As I’m sure you already know, mountains and long distance radio reception don’t mix. FM is a bust, and even AM leaves a lot to be desired. Drive back out of the mountains and the dial just comes alive with stations. But up here? Let just say we’re lucky we have some decent local stations.
Long distance reception used to be a problem with TV too, but we’ve become such entertainment addicts that someone figured out we were willing to pay to get better reception. So here came cable and dish. I’m like everybody else, of course, but I wonder what my mother would say about the money we shell out these days.
I arrived in Mesa around the time cable was coming into its own. Most people in the Valley still had regular antennas, but new housing developments came with built-in cable. And cable was just worming its way into the Rim Country, as I soon discovered.

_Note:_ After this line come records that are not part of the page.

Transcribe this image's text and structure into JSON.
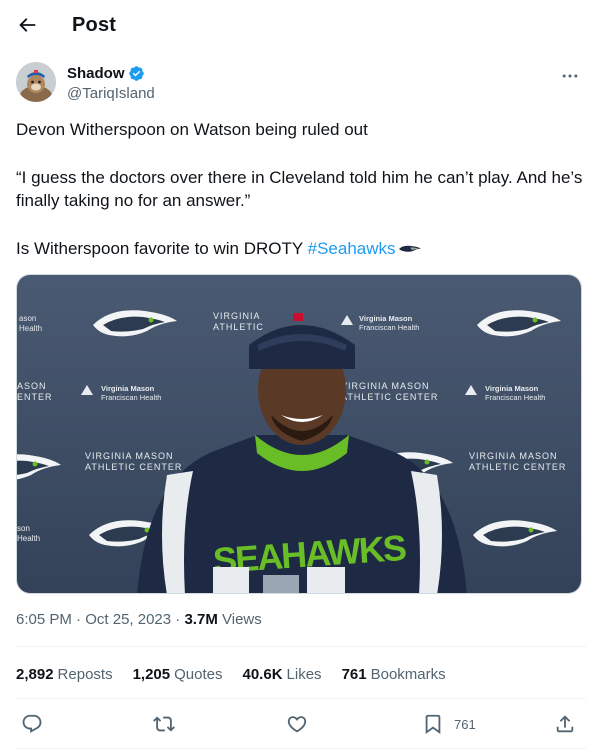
{
  "header": {
    "title": "Post",
    "back_icon": "arrow-left-icon"
  },
  "author": {
    "display_name": "Shadow",
    "handle": "@TariqIsland",
    "verified": true,
    "verified_color": "#1d9bf0",
    "more_icon": "more-horizontal-icon"
  },
  "post": {
    "line1": "Devon Witherspoon on Watson being ruled out",
    "line2": "“I guess the doctors over there in Cleveland told him he can’t play. And he’s finally taking no for an answer.”",
    "line3_prefix": "Is Witherspoon favorite to win DROTY ",
    "hashtag": "#Seahawks",
    "hashtag_color": "#1d9bf0",
    "emoji": "seahawks-logo-icon"
  },
  "media": {
    "backdrop_sponsor_1": "Virginia Mason",
    "backdrop_sponsor_2": "Franciscan Health",
    "backdrop_venue_1": "VIRGINIA MASON",
    "backdrop_venue_2": "ATHLETIC CENTER",
    "backdrop_partial_1": "VIRGINIA",
    "backdrop_partial_2": "ATHLETIC",
    "backdrop_edge_1": "ason",
    "backdrop_edge_2": "Health",
    "backdrop_edge_3": "ASON",
    "backdrop_edge_4": "ENTER",
    "backdrop_edge_5": "son",
    "backdrop_edge_6": "Health",
    "hoodie_text": "SEAHAWKS",
    "backdrop_color": "#3a4a61",
    "hoodie_color": "#1e2a44",
    "accent_color": "#69be28"
  },
  "meta": {
    "time": "6:05 PM",
    "separator": "·",
    "date": "Oct 25, 2023",
    "views_count": "3.7M",
    "views_label": "Views"
  },
  "stats": [
    {
      "num": "2,892",
      "label": "Reposts"
    },
    {
      "num": "1,205",
      "label": "Quotes"
    },
    {
      "num": "40.6K",
      "label": "Likes"
    },
    {
      "num": "761",
      "label": "Bookmarks"
    }
  ],
  "actions": {
    "reply_icon": "reply-icon",
    "repost_icon": "repost-icon",
    "like_icon": "heart-icon",
    "bookmark_icon": "bookmark-icon",
    "bookmark_count": "761",
    "share_icon": "share-icon"
  }
}
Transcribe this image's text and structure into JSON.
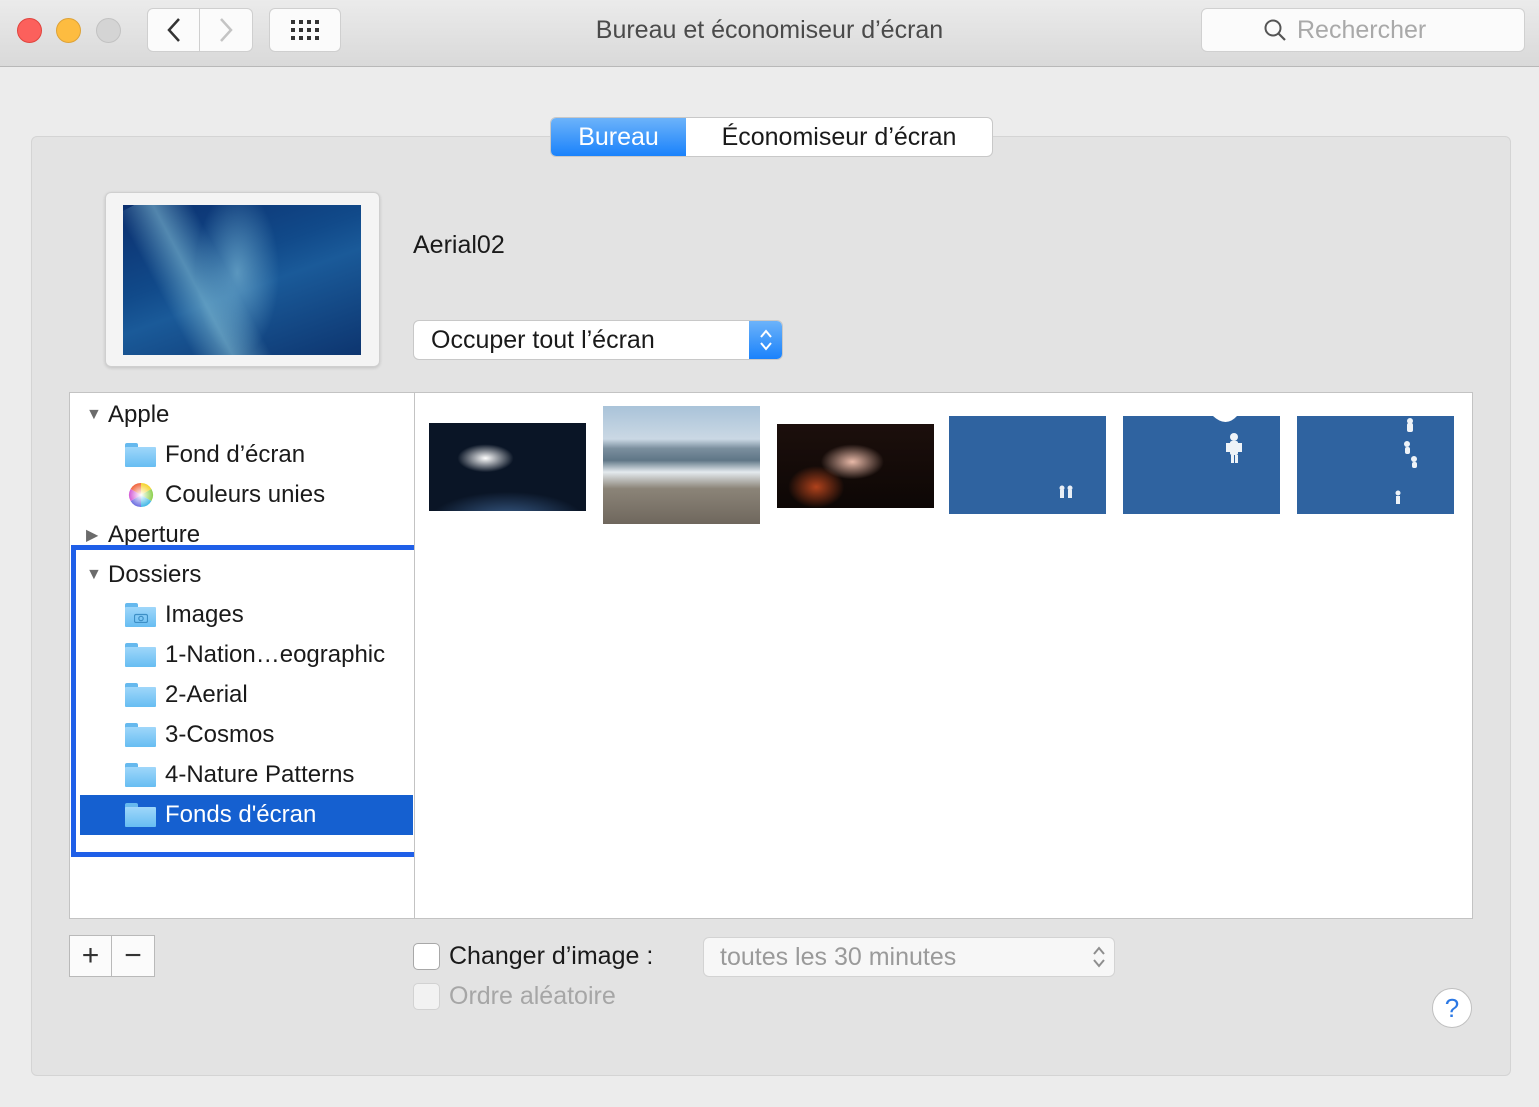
{
  "window": {
    "title": "Bureau et économiseur d’écran",
    "search_placeholder": "Rechercher"
  },
  "tabs": [
    {
      "label": "Bureau",
      "active": true
    },
    {
      "label": "Économiseur d’écran",
      "active": false
    }
  ],
  "current_picture": {
    "name": "Aerial02",
    "fit_mode": "Occuper tout l’écran"
  },
  "sidebar": {
    "groups": [
      {
        "label": "Apple",
        "expanded": true,
        "items": [
          {
            "label": "Fond d’écran",
            "icon": "folder-icon"
          },
          {
            "label": "Couleurs unies",
            "icon": "color-wheel-icon"
          }
        ]
      },
      {
        "label": "Aperture",
        "expanded": false,
        "items": []
      },
      {
        "label": "Dossiers",
        "expanded": true,
        "items": [
          {
            "label": "Images",
            "icon": "pictures-folder-icon"
          },
          {
            "label": "1-Nation…eographic",
            "icon": "folder-icon"
          },
          {
            "label": "2-Aerial",
            "icon": "folder-icon"
          },
          {
            "label": "3-Cosmos",
            "icon": "folder-icon"
          },
          {
            "label": "4-Nature Patterns",
            "icon": "folder-icon"
          },
          {
            "label": "Fonds d'écran",
            "icon": "folder-icon",
            "selected": true
          }
        ]
      }
    ]
  },
  "thumbnails": [
    "earth-sunrise",
    "beach-waves",
    "guitar-hands",
    "blue-figures-1",
    "blue-figures-2",
    "blue-figures-3"
  ],
  "controls": {
    "plus_label": "+",
    "minus_label": "−",
    "change_image_label": "Changer d’image :",
    "change_image_checked": false,
    "interval": "toutes les 30 minutes",
    "random_order_label": "Ordre aléatoire",
    "random_order_enabled": false,
    "help_label": "?"
  },
  "colors": {
    "accent": "#1a82fb",
    "selection": "#1560d0",
    "annotation_box": "#1f5fe8"
  }
}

I was not too happy with the reception in a little house I rented in the Valley. A wrinkle in a hill interfered with Channels 10 and 12. I saw an ad for a used Channelmaster Champion antenna in one of the classified fliers that were popular back then. The price was good, and I knew the antenna was the best there was, so I called up and asked where I could go to see it.
“Show Low,” the man on the other end of the line said.

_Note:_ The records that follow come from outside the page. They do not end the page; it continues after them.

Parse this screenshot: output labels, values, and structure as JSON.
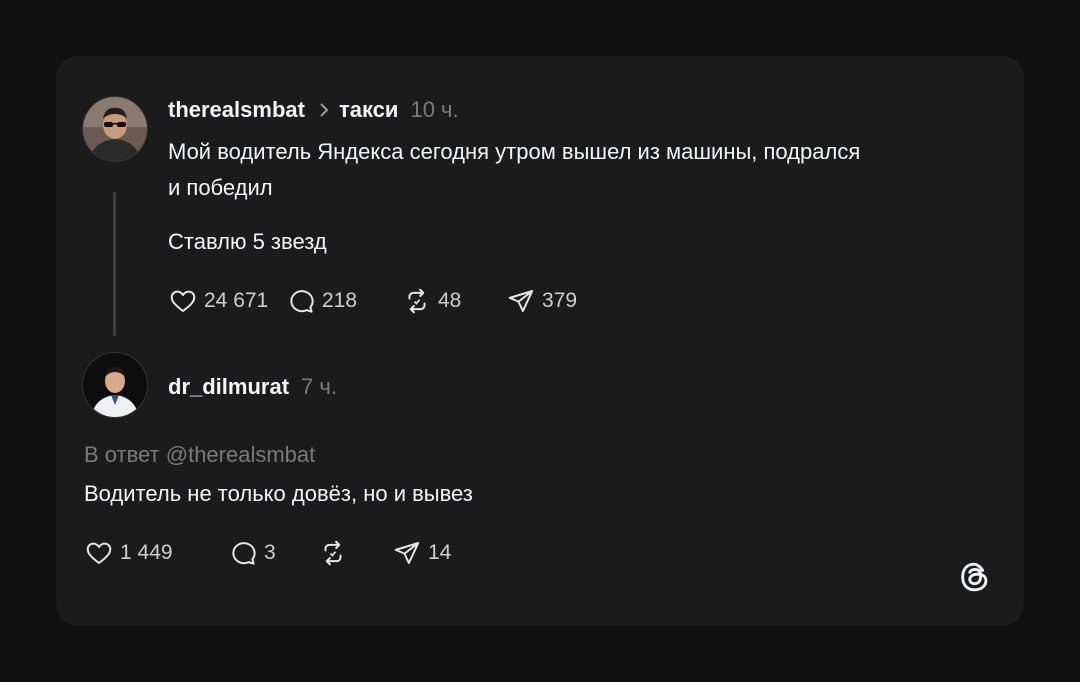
{
  "post": {
    "username": "therealsmbat",
    "topic": "такси",
    "time": "10 ч.",
    "text_line1": "Мой водитель Яндекса сегодня утром вышел из машины, подрался",
    "text_line2": "и победил",
    "text_line3": "Ставлю 5 звезд",
    "likes": "24 671",
    "comments": "218",
    "reposts": "48",
    "shares": "379"
  },
  "reply": {
    "username": "dr_dilmurat",
    "time": "7 ч.",
    "reply_to": "В ответ @therealsmbat",
    "text": "Водитель не только довёз, но и вывез",
    "likes": "1 449",
    "comments": "3",
    "shares": "14"
  },
  "icons": {
    "like": "heart-icon",
    "comment": "comment-bubble-icon",
    "repost": "repost-icon",
    "share": "send-icon",
    "logo": "threads-logo-icon"
  },
  "colors": {
    "background": "#111111",
    "card": "#1b1b1b",
    "text": "#f3f5f7",
    "muted": "#7a7a7a"
  }
}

That was how I found out that cable was taking over in the small towns up here. And no, I didn’t hop in the car to take a look at the antenna. Remember what 87 was like back then?
When I got up here I was already addicted to cable channels, so I signed up, first for cable, and later on for satellite. But radio? Had it not been for the fact that KAHM comes in up here, I would have lost every station I listened to.
I like KAHM. Calm. You know? Calm is what I came up here for. In fact, if I didn’t have to use the car to go grocery shopping ...
But then that’s another story.
Because I spent so many of my younger years out of the country, I came to rely on radio more than most people. Overseas television is a total bust unless you happen to be stationed over in England, where it’s “OK.”
I’ll never forget the first time I turned on a TV set in Japan and heard Tonto and the Lone Ranger speaking Japanese. Believe me, it just wasn’t the same. I spent a whole hour rolling around on the floor. After that, the set stayed off. My heart just couldn’t take that much laughing.
So no TV, but we had AFRS, the Armed Forces Radio Service. They gave us the news, played music, and ran some radio programs.
Which brings me to the earlier days on radio. I’m sure you all remember “Gunsmoke,” one of the longest running series on television. Well, when I was up in Iceland in ’52 and ’53, Gunsmoke was still on radio. Good old Matt Dillon, a tough, fast-shooting marshal with an attitude. Listened to Gunsmoke all the time. That voice, low and gravelly, went with the image formed in your head — a big, tall cowboy who could amble up to his mount, step over its back, and settle himself in the saddle.
On television James Arness fitted the image perfectly, but I noticed the voice was different, nowhere near as rough and ready as the radio voice. Then one day, purely by accident (because I’m sure they were trying to keep it as quiet as possible) I learned the truth and did another one of those roll around on the floor things.
Two hours this time.
You know who played big, tall, strapping, as western as a six-gun Matt Dillon on the radio?
Brace yourself! You’re not going to believe this.
Remember the slow moving, overweight private eye on TV named Cannon? The one whose girth and height were the same? With six chins? Think about that deep voice of his. Then think about the voice of Matt Dillon on the radio version of Gunsmoke.
You got it! Same guy.
Boy! That puts a crimp in that radio image, doesn’t it?
Makes you wonder why they named that program “Cannon?”
“Cannon?” Uh-uh. “Cannonball” maybe.
I don’t even want to know who played the part of Miss Kitty on the radio.
Probably the same little lady that played the Wicked Witch of the West in “The Wizard of Oz.”
Of course, that was part of the magic of radio. You couldn’t see a danged thing. You just listened and created images in your head. So when Superman said, “Up, up, and away!” and that swishing sound came out of the speaker you could see him soaring into the blue over Metropolis. Look out, bad guys!
Just wasn’t the same when they put it on TV. I used to worry the foam rubber muscles under that sweat shirt might fall off.
And that telephone booth thing? Sounded good on the radio. “Quickly, he slipped into a nearby telephone booth.”
Ever try changing clothes in a telephone booth?
You better be a dwarf.
And you better hope nobody wants to use the phone.
“Hey! What the hell are you doing in there, you pervert?”
I will say though, when “The Hound of the Baskervilles” episode came on Sherlock Holmes one night it scared my poor 8-year-old body out of at least a year’s growth.
About which I have a complaint.
How come mothers are allowed to go to the movies and leave a poor dumb kid alone at home?
With the radio turned on?
In the dark!
Bill Cosby once said, “Just turn it off, idiot!”
Yeah, sure. I’m getting out of the covers and strolling across the room while some 8-foot-tall dog with burning coals for eyes is drooling all over the linoleum and waiting to eat me.
That’s why we loved radio. It was as screwed up as we were.